Can you imagine our current U.S. Vice President in a duel?  Actually, it’s scary to think of him with any weapon of any kind in his hand.  But one thing is for sure:  If he were to survive a duel and be charged with a crime, he could count on a pardon from Trump.  All that butt-kissing would have paid off.

Friday, July 10, 2020

sweating it out — summer 1968

Mid-July in Minnesota, and it’s hot.  On these muggy, miserable days, I take some sort of comfort in the memory that this is nowhere near the miserableness of my summer of 1968.  That’s when I was drafted into the Army and spent those dreadful months in basic training at Fort Bragg, North Carolina, and Fort Polk, Louisiana (Two U.S. Army bases named after Confederate generals — 🙄).

So can you picture me trudging through the swamps of those Southern states with a rifle on my shoulder and a full backpack weighing me down — all for the  now-laughable purpose of preparing mostly-pacifist me to be a killer in those even more miserable swamps of Vietnam??

It was bad, but that was as bad as it got.  After all that prep, I didn’t have to serve in Vietnam.  The universe was watching out for me.  I wish I would have known that as I was sweating profusely, shaking mud out of my boots, swatting mosquitoes and watching armadillos scoot by.  Get the picture?

Thursday, July 9, 2020

Proverbs 3:3

“Never let loyalty and kindness leave you....”

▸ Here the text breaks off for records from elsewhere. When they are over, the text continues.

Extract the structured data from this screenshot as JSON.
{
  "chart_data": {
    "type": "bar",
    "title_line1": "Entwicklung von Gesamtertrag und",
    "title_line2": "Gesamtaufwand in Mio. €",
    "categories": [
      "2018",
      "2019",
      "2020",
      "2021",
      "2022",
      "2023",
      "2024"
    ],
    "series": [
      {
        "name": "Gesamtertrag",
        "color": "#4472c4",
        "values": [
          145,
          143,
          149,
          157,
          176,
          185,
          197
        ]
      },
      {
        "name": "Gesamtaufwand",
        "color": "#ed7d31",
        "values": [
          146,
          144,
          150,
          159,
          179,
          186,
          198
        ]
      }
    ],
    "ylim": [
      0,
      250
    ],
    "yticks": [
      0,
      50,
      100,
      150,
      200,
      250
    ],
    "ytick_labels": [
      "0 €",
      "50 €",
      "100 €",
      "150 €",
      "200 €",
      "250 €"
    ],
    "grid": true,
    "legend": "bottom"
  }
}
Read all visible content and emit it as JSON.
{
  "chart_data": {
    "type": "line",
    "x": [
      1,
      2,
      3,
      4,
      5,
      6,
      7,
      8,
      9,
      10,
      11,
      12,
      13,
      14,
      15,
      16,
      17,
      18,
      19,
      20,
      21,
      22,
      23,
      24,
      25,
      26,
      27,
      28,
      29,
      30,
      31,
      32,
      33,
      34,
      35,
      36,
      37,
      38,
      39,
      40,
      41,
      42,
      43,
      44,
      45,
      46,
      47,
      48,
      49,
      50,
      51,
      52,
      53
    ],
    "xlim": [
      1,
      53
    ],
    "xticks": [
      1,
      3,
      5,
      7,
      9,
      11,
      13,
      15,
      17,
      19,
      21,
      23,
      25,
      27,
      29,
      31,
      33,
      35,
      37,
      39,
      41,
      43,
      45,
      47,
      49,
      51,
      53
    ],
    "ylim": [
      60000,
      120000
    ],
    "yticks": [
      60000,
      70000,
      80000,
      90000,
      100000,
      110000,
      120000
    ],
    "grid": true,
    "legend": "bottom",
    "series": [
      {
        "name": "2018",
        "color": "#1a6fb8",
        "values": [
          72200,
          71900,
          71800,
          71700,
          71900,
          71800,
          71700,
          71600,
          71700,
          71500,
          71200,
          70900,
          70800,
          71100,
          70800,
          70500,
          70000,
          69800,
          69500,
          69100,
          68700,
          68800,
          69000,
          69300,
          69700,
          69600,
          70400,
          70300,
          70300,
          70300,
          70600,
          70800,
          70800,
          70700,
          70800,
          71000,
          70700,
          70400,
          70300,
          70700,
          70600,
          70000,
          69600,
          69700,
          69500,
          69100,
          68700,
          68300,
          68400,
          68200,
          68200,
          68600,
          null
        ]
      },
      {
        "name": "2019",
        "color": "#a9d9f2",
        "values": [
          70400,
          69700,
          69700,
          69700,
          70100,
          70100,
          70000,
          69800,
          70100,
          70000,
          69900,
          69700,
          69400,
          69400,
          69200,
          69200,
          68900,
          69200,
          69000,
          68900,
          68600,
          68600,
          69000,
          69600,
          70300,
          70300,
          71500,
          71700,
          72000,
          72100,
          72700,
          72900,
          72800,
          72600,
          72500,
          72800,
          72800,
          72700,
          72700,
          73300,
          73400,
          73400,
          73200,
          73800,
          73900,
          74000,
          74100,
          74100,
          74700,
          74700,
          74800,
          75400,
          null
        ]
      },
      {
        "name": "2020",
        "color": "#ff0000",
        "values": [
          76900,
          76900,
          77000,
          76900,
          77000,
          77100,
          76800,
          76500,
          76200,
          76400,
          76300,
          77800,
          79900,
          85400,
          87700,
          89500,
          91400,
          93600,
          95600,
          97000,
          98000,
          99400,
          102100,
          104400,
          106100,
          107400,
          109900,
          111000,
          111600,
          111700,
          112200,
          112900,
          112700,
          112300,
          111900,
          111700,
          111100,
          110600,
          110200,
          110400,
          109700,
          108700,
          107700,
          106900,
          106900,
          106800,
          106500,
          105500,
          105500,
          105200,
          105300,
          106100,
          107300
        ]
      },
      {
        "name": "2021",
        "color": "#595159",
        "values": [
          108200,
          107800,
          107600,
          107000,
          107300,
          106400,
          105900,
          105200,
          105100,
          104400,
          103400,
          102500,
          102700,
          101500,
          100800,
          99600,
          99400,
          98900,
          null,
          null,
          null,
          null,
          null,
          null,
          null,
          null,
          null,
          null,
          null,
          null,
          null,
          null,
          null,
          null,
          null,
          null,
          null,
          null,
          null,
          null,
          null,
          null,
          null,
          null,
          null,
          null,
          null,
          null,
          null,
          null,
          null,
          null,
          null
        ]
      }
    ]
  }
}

But then — how many people never knew what loyalty is and never had any kindness in their soul?

I could name names.....

Wednesday, July 8, 2020

next plane to Amsterdam

Now that Europe is forbidding Americans to travel there because of our out-of-control mishandling of the coronavirus, I’m of course dying to get back there!  And it’s been too long.....

Tuesday, July 7, 2020

what to do in a sports bar

I stopped at a nearby sports bar, had a glass of scotch on the rocks and a few chicken wings... sitting at the bar, counting at least twelve large TVs around me set on channels that struggled to be something about sports... But what news is there?  Fretting about whether there will be any Major League Baseball this summer or any football games this fall or NBA or NHL or whatever else there might be?

And, just because it has something going on, has NASCAR ever gotten this much attention?  And how the heck is NASCAR a sport?  I drive a car every day, and I love driving, and why would I want to watch simebody else driving a car?

Another scotch, please.... and what might be on the other channels?